There's a lot to take in here, but the key takeaways are the following:

  • It took NVIDIA about 13 months to go from the GK104-based GTX 680 to the GK110-based GTX 780.
  • It took NVIDIA about 10 months to go from the GK110-based (Kepler) 780 Ti to the GM204-based (Maxwell) GTX 980.
  • It took NVIDIA about 11 months to go from the GM200-based (Maxwell) 980 Ti to the GP104-based (Pascal) GTX 1080.
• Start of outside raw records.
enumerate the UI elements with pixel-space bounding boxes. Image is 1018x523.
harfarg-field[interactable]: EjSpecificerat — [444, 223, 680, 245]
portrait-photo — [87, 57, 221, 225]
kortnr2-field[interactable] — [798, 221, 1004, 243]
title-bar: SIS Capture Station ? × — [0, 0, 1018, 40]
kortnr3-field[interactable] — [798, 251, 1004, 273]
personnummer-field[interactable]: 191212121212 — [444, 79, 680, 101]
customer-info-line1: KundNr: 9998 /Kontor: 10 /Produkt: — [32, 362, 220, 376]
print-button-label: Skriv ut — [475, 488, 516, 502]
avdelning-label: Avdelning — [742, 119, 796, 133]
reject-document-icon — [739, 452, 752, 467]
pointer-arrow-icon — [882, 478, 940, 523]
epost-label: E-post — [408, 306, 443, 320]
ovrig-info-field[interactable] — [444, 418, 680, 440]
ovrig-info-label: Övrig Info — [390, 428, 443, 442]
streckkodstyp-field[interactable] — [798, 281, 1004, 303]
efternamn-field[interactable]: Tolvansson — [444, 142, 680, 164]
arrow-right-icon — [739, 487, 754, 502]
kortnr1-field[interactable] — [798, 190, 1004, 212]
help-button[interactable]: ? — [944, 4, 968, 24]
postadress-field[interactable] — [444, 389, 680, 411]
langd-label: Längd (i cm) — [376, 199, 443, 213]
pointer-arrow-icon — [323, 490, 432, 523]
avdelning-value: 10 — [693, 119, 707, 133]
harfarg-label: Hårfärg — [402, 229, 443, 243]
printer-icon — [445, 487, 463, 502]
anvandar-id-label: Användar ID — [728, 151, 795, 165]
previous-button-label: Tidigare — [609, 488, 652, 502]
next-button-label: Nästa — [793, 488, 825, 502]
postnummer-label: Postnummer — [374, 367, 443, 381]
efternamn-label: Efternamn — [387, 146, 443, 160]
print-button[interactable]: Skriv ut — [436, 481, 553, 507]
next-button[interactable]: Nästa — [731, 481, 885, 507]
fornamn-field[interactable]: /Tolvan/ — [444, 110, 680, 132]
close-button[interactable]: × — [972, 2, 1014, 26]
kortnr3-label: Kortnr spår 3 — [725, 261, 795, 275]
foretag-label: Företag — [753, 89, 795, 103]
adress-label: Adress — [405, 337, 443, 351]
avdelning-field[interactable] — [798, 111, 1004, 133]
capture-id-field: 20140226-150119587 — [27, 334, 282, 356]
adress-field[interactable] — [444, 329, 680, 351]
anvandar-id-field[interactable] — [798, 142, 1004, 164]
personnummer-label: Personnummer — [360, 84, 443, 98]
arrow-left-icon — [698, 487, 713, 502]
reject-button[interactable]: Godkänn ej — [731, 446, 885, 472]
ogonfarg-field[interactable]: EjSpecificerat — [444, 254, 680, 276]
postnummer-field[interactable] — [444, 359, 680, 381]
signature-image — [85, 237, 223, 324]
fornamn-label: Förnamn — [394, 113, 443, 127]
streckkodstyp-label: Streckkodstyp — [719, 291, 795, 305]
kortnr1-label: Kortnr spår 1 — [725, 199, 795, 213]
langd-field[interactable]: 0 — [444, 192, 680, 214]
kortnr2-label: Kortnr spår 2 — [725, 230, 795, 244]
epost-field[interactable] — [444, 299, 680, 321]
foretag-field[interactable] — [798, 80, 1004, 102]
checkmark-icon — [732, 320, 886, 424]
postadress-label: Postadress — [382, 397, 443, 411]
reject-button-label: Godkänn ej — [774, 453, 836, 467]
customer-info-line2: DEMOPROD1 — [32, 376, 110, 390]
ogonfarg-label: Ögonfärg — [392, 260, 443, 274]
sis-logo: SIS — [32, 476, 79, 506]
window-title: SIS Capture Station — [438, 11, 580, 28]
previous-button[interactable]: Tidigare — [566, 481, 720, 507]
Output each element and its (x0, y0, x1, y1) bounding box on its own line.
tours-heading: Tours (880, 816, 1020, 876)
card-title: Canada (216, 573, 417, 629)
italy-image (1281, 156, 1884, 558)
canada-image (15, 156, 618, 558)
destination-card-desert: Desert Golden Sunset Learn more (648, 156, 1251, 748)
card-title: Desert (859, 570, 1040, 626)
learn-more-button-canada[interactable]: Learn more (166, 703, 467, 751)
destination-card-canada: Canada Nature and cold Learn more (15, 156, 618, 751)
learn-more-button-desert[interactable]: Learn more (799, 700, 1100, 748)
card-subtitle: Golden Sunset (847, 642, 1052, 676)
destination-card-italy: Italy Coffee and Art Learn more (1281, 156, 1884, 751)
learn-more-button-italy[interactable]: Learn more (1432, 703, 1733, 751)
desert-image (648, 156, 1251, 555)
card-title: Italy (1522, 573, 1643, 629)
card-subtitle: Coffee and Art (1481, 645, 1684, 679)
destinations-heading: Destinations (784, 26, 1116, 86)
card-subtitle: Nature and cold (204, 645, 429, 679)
If NVIDIA follows historical patterns, if the 1080 Ti comes in March of 2017, then it could be anywhere from 10 months to 13 months before we see the first gaming-oriented Volta product (GV104). That would put the launch time frame at somewhere between January of 2018 (i.e. CES 2018) and April of 2018.

No 10-nanometer for Volta

I don't believe that NVIDIA will use TSMC's 10-nanometer manufacturing technology to build Volta. Ten-nanometer is widely viewed as a "stop gap" manufacturing technology that was put into manufacturing primarily to service high-end mobile system-on-chip vendors that couldn't quite wait for 7-nanometer technology – which should be much more robust and capable of serving a wider range of product needs – to come online.

My expectation is that the first volley of Volta parts will be manufactured in the same 14/16-nanometer manufacturing technologies used to build today's Pascal parts -- as tech news site Fudzilla reported a while back -- with variants of Volta manufactured in TSMC's 7-nanometer technology coming some time in the 2019 time frame.